The renditions of the Ramayana state that Seetha’s captive place in Sri Lanka was within a dense Ashoka forest (Ashoka Vana). As well as the unearthing, roughly a century ago, three idols, are indicators that Sita once resided in these areas. It is claimed that worship of the idols has taken place at this location for many hundreds of years in the past.

The second school of thought maintains that Ravana’s palace formerly stood at one of the nearby locations. On the road leading to Kandy, the temple complex may be found roughly 5 kilometers away from the town of Nuwara Eliya. On a strip of ground that is about a quarter acre in size, there are now two new temples.

The other temple is devoted to Hanuman, whereas the first one is named after Seetha. The Seetha Amman Temple is designed to resemble any other contemporary temple, complete with a multicolored dome decorated with images from Hindu mythology Ramayana.

The new temple now has Rama, Seetha, and Laxman depicted by brand new sculptures that have been erected within. On the side that is closest to the river bank, there is a little shrine with three idols that have become tarnished over the course of the last century.

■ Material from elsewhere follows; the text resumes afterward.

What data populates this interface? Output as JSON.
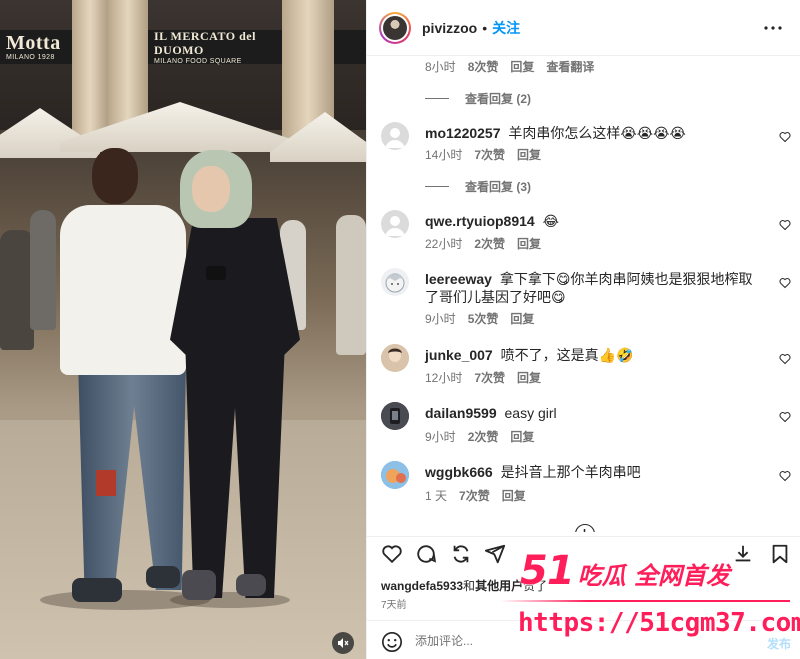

Seetha used to sit and meditate on a rock that is located on the other side of the river. In addition, the presence of this Ashoka woodland is unequivocal proof that she visited this area after being taken to Sri Lanka. Another common belief is that the water in the stream loses all of its taste at a certain point along its course.

“This is the location where Seetha made her curse. You are not permitted to consume the water. “Drink it a little farther downstream,” one of the temple workers advised. Temple personnel are delighted to show guests the location where Seetha bathed, the stone she sat on, and where she prayed.

The believers here are obviously committed to their beliefs, and they are certain that the event described in the passage of the Ramayana epic really did take place here. According to the Epic Ramayana, it is said that King Rama took his wife Seetha and hid her at this location so that she would be safe from the demon king Ravana.

It is often held that Seetha had a bath in the stream that is located nearby, and that the rock that is located just next to the stream was the area where she prayed while she was there. On the rock face on the other side of the creek are a series of circular depressions that are said to be the footprints of Ravana’s elephant.

The ground in this area has a dark color to it. It is believed that Hanumanji set fire to this region just before he departed Sri Lanka since the Ramayana legend describes him doing so. Even in modern times, people have been able to see Lord Hanuman’s footprints along the stream that is located adjacent to the Sita Amman Temple.

The temple is known under several different names, such as Seetha Amman Temple, Hanuman Temple, and Sri Bhakta Hanuma Kovil, which all relate to the same site.